E' di due giorni fa il nuovo intervento di Emilio Mauro Merola, in qualità di responsabile e delegato delle due associazioni Lida e Laca, attravererso una lettera indirizzata ai sindaci del territorio.

"Siamo esposti quotidianamente a molteplici fattori inquinanti, da cui tentiamo di difenderci per quanto possibile. Nel corso delle disinfestazioni che periodicamente vengono eseguite, per fortuna no nel nostro paese per quel che noi sappiamo, alcuni soggetti “sensibili”, accidentalmente esposti per la semplice circostanza di trovarsi nelle propria abitazione o in spazi limitrofi alle aree sottoposte ad intervento, hanno accusato malori, emicranie, e vertigini.

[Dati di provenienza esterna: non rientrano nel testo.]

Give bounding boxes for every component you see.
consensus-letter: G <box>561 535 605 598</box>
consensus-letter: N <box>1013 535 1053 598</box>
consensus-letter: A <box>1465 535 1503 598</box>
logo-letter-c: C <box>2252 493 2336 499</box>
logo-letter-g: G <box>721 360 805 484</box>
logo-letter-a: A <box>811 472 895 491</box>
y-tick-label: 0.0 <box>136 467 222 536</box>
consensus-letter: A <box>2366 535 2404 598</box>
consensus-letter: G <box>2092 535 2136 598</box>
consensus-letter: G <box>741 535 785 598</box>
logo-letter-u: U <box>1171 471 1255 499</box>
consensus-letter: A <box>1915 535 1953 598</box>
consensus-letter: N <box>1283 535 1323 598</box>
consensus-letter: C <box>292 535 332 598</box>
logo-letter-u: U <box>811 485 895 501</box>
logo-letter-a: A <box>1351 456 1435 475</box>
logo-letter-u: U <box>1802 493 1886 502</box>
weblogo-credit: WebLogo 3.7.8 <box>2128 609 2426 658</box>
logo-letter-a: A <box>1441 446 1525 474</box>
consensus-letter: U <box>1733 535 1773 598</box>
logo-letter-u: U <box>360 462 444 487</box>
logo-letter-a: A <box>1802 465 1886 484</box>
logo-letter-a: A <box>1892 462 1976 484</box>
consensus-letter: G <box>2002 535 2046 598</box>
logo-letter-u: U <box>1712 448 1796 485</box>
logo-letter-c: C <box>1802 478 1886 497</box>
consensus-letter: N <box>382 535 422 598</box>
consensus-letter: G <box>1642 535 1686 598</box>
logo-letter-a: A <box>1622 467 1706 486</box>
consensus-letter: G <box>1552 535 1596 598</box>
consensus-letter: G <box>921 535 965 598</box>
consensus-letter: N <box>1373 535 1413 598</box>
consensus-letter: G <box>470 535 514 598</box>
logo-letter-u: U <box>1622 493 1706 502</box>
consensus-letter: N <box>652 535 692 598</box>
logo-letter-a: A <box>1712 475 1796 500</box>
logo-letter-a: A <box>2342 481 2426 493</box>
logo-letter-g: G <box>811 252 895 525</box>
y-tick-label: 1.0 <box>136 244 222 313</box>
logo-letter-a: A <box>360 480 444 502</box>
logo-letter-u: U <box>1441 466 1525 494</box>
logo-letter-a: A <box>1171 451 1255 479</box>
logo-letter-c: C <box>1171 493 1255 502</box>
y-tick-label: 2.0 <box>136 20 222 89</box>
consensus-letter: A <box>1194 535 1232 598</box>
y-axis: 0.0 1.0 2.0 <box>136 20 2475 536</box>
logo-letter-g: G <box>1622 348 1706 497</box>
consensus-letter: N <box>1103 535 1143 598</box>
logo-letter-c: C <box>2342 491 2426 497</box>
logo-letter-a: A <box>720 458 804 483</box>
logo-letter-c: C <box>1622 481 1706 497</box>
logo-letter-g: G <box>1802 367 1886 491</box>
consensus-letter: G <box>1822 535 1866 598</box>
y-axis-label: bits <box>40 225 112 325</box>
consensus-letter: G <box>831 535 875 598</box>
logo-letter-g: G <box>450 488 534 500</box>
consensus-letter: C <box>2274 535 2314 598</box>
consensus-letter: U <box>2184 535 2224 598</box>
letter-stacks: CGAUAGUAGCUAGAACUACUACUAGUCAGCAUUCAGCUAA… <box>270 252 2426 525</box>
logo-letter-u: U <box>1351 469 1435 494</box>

Nel corso degli anni a seguito dei problemi, preoccupati per possibili danni a medio e lungo termine sui soggetti accidentalmente esposti, tali pratiche avevano subito una netta flessione, nel mentre si andava diffondendo una maggiore informazione, pervenendo a due differenti orientamenti: quello delle ditte delle sostanze chimiche, che hanno tentato di ovviare modificando il mix di pesticidi presenti nei prodotti (eliminazione quelli provatamente tossici anche a basse dosi, che sono stati vietati per legge, e sostituzione con prodotti non comprovatamente tossici, spesso soltanto perché di nuova generazione); quello dei medici e degli studiosi di settore, che hanno valutato se l'effetto nocivo delle sostanze,peraltro noto, possa essere misurato anche a dosi relativamente basse, monitorate nel tempo, nonché, mediante l'ausilio degli esperti naturalisti, se effettivamente raggiungessero almeno lo scopo per il quale venivano usate, con cosi gravi rischi ed effetti collaterali.

Ebbene, ciò che ci mostra con grande evidenza quali potrebbero essere a lungo andare gli effetti sulla salute umana é proprio l'effetto micidiale che tali interventi hanno prodotto su molte specie animali.